Solo nel momento in cui l'amico iniziò a sfilargli i pantaloni stretti si rese conto di aver esagerato, e che il suo desiderio di contatto poteva essere ben visibile a occhio nudo, attraverso la stoffa aderente dei suoi boxer. Non appena fu libero, non perse tempo e si girò su se stesso, rotolando nella parte asciutta del letto per nascondere la sua vergogna contro materasso e cuscino.

Adam raggiunse l'altro lato del letto e gli fece scivolare le coperte sulla schiena, diminuendo finalmente gli spasmi che scuotevano il suo corpo. In quella posizione poteva apparire quasi dormiente, ma in realtà stava cercando le parole per rivolgergli la sua gratitudine, oppure per fargli capire cosa davvero significava per lui avere le sue attenzioni. Cosa che non era mai riuscito a fare prima d'ora.

Quando Adam non lo vide più muoversi, fece un passo per andarsene, ma Alec lo trattenne afferrandogli la mano. Alzò le palpebre a fatica, solo per perdersi dentro i suoi occhi cristallini, poi diede fuoco a tutti i suoi propositi altruistici e disse la cosa più egoista che poté, l'unica che gli permetteva di tenere Adam con sé senza cadere nel più totale imbarazzo.

«Ho freddo.

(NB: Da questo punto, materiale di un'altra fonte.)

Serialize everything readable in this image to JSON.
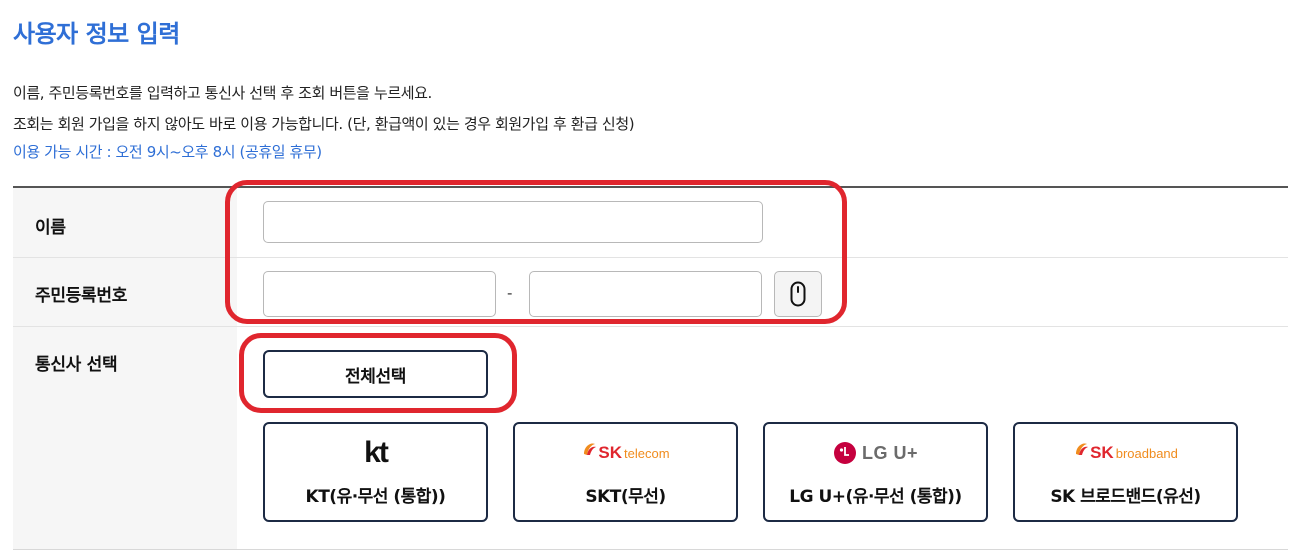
{
  "page": {
    "title": "사용자 정보 입력",
    "description_lines": [
      "이름, 주민등록번호를 입력하고 통신사 선택 후 조회 버튼을 누르세요.",
      "조회는 회원 가입을 하지 않아도 바로 이용 가능합니다. (단, 환급액이 있는 경우 회원가입 후 환급 신청)"
    ],
    "hours_notice": "이용 가능 시간 : 오전 9시~오후 8시 (공휴일 휴무)"
  },
  "form": {
    "name_label": "이름",
    "name_value": "",
    "rrn_label": "주민등록번호",
    "rrn_front_value": "",
    "rrn_back_value": "",
    "rrn_separator": "-",
    "mask_toggle_icon": "mouse-icon",
    "carrier_label": "통신사 선택",
    "select_all_label": "전체선택",
    "carriers": [
      {
        "logo_text": "kt",
        "label": "KT(유·무선 (통합))"
      },
      {
        "logo_text": "SK",
        "logo_sub": "telecom",
        "label": "SKT(무선)"
      },
      {
        "logo_text": "LG U+",
        "label": "LG U+(유·무선 (통합))"
      },
      {
        "logo_text": "SK",
        "logo_sub": "broadband",
        "label": "SK 브로드밴드(유선)"
      }
    ]
  },
  "colors": {
    "accent": "#2f6fd6",
    "highlight": "#e0262e",
    "button_border": "#1c2a44"
  }
}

Resta» sussurrò in una supplica appena accennata.

Vide Adam sorridere, divertito, poi lo guardò mentre si osservava i vestiti, e si rese conto solo in quel momento che non aveva esitato a bagnarsi al freddo per lui. La camicia elegante di era sgualcita nonostante fosse protetta dalla felpa, e i pantaloni erano zuppi.

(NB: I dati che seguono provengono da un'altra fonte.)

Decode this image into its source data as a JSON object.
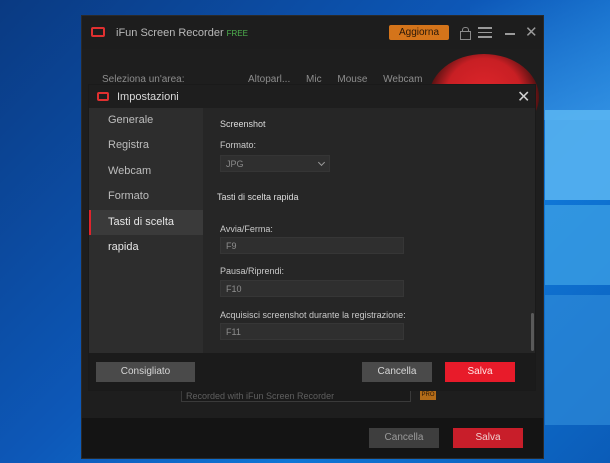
{
  "app": {
    "title": "iFun Screen Recorder",
    "edition": "FREE",
    "upgrade_label": "Aggiorna",
    "area_label": "Seleziona un'area:",
    "columns": [
      "Altoparl...",
      "Mic",
      "Mouse",
      "Webcam"
    ],
    "watermark_text": "Recorded with iFun Screen Recorder",
    "pro_badge": "PRO",
    "cancel_label": "Cancella",
    "save_label": "Salva"
  },
  "dialog": {
    "title": "Impostazioni",
    "nav": [
      {
        "label": "Generale"
      },
      {
        "label": "Registra"
      },
      {
        "label": "Webcam"
      },
      {
        "label": "Formato"
      },
      {
        "label": "Tasti di scelta rapida",
        "active": true
      }
    ],
    "screenshot_section": "Screenshot",
    "format_label": "Formato:",
    "format_value": "JPG",
    "hotkeys_section": "Tasti di scelta rapida",
    "hotkeys": [
      {
        "label": "Avvia/Ferma:",
        "value": "F9"
      },
      {
        "label": "Pausa/Riprendi:",
        "value": "F10"
      },
      {
        "label": "Acquisisci screenshot durante la registrazione:",
        "value": "F11"
      }
    ],
    "recommended_label": "Consigliato",
    "cancel_label": "Cancella",
    "save_label": "Salva"
  },
  "colors": {
    "accent_red": "#e81b2a",
    "upgrade_orange": "#d4741a",
    "free_green": "#4fb34f"
  }
}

Adam si sfilò rapidamente i vestiti e rimase a sua volta solo con i boxer. Lo guardò, ammirandolo segretamente perché non aveva niente di cui vergognarsi, al contrario di lui.

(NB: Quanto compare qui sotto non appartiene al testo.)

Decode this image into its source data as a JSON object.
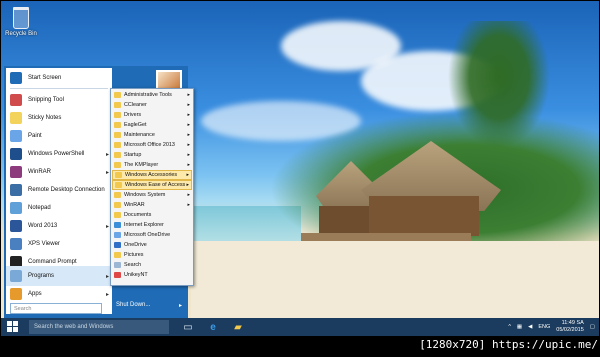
{
  "desktop": {
    "recycle_bin_label": "Recycle Bin"
  },
  "start_menu": {
    "items": [
      {
        "label": "Start Screen",
        "icon": "start-screen-icon",
        "color": "#1f6bb5",
        "arrow": ""
      },
      {
        "label": "Snipping Tool",
        "icon": "scissors-icon",
        "color": "#d04b4b",
        "arrow": ""
      },
      {
        "label": "Sticky Notes",
        "icon": "sticky-note-icon",
        "color": "#f3d35c",
        "arrow": ""
      },
      {
        "label": "Paint",
        "icon": "paint-palette-icon",
        "color": "#6aa5e8",
        "arrow": ""
      },
      {
        "label": "Windows PowerShell",
        "icon": "powershell-icon",
        "color": "#1f4e8c",
        "arrow": "▸"
      },
      {
        "label": "WinRAR",
        "icon": "winrar-icon",
        "color": "#8e3b7d",
        "arrow": "▸"
      },
      {
        "label": "Remote Desktop Connection",
        "icon": "remote-desktop-icon",
        "color": "#3a6ea5",
        "arrow": ""
      },
      {
        "label": "Notepad",
        "icon": "notepad-icon",
        "color": "#5fa0d8",
        "arrow": ""
      },
      {
        "label": "Word 2013",
        "icon": "word-icon",
        "color": "#2b579a",
        "arrow": "▸"
      },
      {
        "label": "XPS Viewer",
        "icon": "xps-viewer-icon",
        "color": "#4a7fc0",
        "arrow": ""
      },
      {
        "label": "Command Prompt",
        "icon": "command-prompt-icon",
        "color": "#222222",
        "arrow": ""
      },
      {
        "label": "Programs",
        "icon": "programs-icon",
        "color": "#7aa9d8",
        "arrow": "▸"
      },
      {
        "label": "Apps",
        "icon": "apps-icon",
        "color": "#e59a2b",
        "arrow": "▸"
      }
    ],
    "search_placeholder": "Search",
    "shutdown_label": "Shut Down...",
    "shutdown_arrow": "▸"
  },
  "programs_submenu": {
    "items": [
      {
        "label": "Administrative Tools",
        "arrow": "▸"
      },
      {
        "label": "CCleaner",
        "arrow": "▸"
      },
      {
        "label": "Drivers",
        "arrow": "▸"
      },
      {
        "label": "EagleGet",
        "arrow": "▸"
      },
      {
        "label": "Maintenance",
        "arrow": "▸"
      },
      {
        "label": "Microsoft Office 2013",
        "arrow": "▸"
      },
      {
        "label": "Startup",
        "arrow": "▸"
      },
      {
        "label": "The KMPlayer",
        "arrow": "▸"
      },
      {
        "label": "Windows Accessories",
        "arrow": "▸"
      },
      {
        "label": "Windows Ease of Access",
        "arrow": "▸"
      },
      {
        "label": "Windows System",
        "arrow": "▸"
      },
      {
        "label": "WinRAR",
        "arrow": "▸"
      },
      {
        "label": "Documents",
        "arrow": ""
      },
      {
        "label": "Internet Explorer",
        "arrow": ""
      },
      {
        "label": "Microsoft OneDrive",
        "arrow": ""
      },
      {
        "label": "OneDrive",
        "arrow": ""
      },
      {
        "label": "Pictures",
        "arrow": ""
      },
      {
        "label": "Search",
        "arrow": ""
      },
      {
        "label": "UnikeyNT",
        "arrow": ""
      }
    ]
  },
  "taskbar": {
    "search_placeholder": "Search the web and Windows",
    "tray_language": "ENG",
    "clock_time": "11:49 SA",
    "clock_date": "05/02/2015"
  },
  "caption": "[1280x720] https://upic.me/"
}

Ogni pensiero, tuttavia, venne spazzato via dalla strana sensazione nel suo petto quando Adam si distese al suo fianco. Non riusciva più a pensare a nulla, non poteva concentrarsi su altro che la sua presenza bruciante al proprio fianco.

Era tutto ciò che voleva quel giorno, la sola e unica cosa che poteva renderlo felice. Adam era un dono che la vita gli aveva offerto; che quella giornata di festa gli aveva offerto.

Adam, il suo regalo di Natale.


Koaluch

Prima one-shot, natalizia! Ammetto che non mi piace per niente, non so per quale motivo >.> però la sera della vigilia mi era venuta in mente e qualche giorno dopo l'ho iniziata, quindi mi sarebbe dispiaciuto molto lasciarla in sospeso.

Spero voi siate di un altro avviso, anche se spesso quando una mia cosa mi fa schifo ci vedo lungo xD

Alec ha avuto il miglior regalo di Natale che potesse chiedere *_* e voi? Cosa avete ricevuto di bello per Natale? Il mio ragazzo mi ha fatto una bellissima tastiera a luminosità colorata, così non avrò più problemi a scrivere al buio di notte xD (credetemi, mi perdevo tutte le lettere hahaha).

Avrei voluto pubblicare un po' prima, ma a questo punto non mi resta che augurarvi un buon rientro a scuola o al lavoro :3 tanti abbracci coccolosi!